Wildlife & Habitat


Buffalo Lake National Wildlife Refuge is within the Central Flyway, a route traveled annually by numerous species of waterfowl and other birds moving between their wintering areas in the south to their nesting regions up north.

One particular group of birds called neotropical migrants passes through the refuge each spring and fall with many remaining to nest. More than 300 species of these migratory birds have been recorded on the refuge, including warblers, flycatchers, tanagers, orioles, sparrows, and numerous others that provide a song in the trees. The refuge’s riparian areas, trees and grasses adjacent to the dry lake bed are an important source of food and shelter to these small, colorful visitors.

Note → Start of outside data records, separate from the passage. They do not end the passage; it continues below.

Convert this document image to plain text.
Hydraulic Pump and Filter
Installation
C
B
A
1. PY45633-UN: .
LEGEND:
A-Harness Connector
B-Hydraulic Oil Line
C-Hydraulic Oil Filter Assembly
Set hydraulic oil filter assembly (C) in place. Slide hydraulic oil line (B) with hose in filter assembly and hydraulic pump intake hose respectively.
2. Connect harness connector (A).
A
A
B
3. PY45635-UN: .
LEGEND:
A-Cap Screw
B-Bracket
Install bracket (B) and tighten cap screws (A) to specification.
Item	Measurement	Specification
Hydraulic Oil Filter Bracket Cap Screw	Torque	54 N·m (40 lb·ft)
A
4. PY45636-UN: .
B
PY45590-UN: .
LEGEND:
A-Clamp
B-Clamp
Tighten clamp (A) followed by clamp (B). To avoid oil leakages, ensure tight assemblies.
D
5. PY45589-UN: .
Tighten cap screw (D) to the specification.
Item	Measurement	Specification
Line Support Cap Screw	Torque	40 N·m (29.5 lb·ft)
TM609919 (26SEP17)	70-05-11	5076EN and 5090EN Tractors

The refuge also contains some of the best remaining short grass prairie in the United States, including 175 acres designated a National Natural Landmark. Short grass prairie ecosystems were historically maintained by American bison. With the bison gone, this ecosystem is now maintained on the refuge by cattle grazing. Grassland prairie in the United States has nearly disappeared making the refuge’s protection efforts especially important. A variety of species depend on this endangered ecosystem, including black-tailed prairie dog, burrowing owl, Cassin’s sparrow and lark sparrow, and bald and golden eagle.

The diversity of plants found within the shortgrass prairie is also important habitat for pollinators like bees and butterflies. It also offers excellent opportunities to enjoy Texas’ colorful wildflowers or watch raptors gliding overhead in search of prey.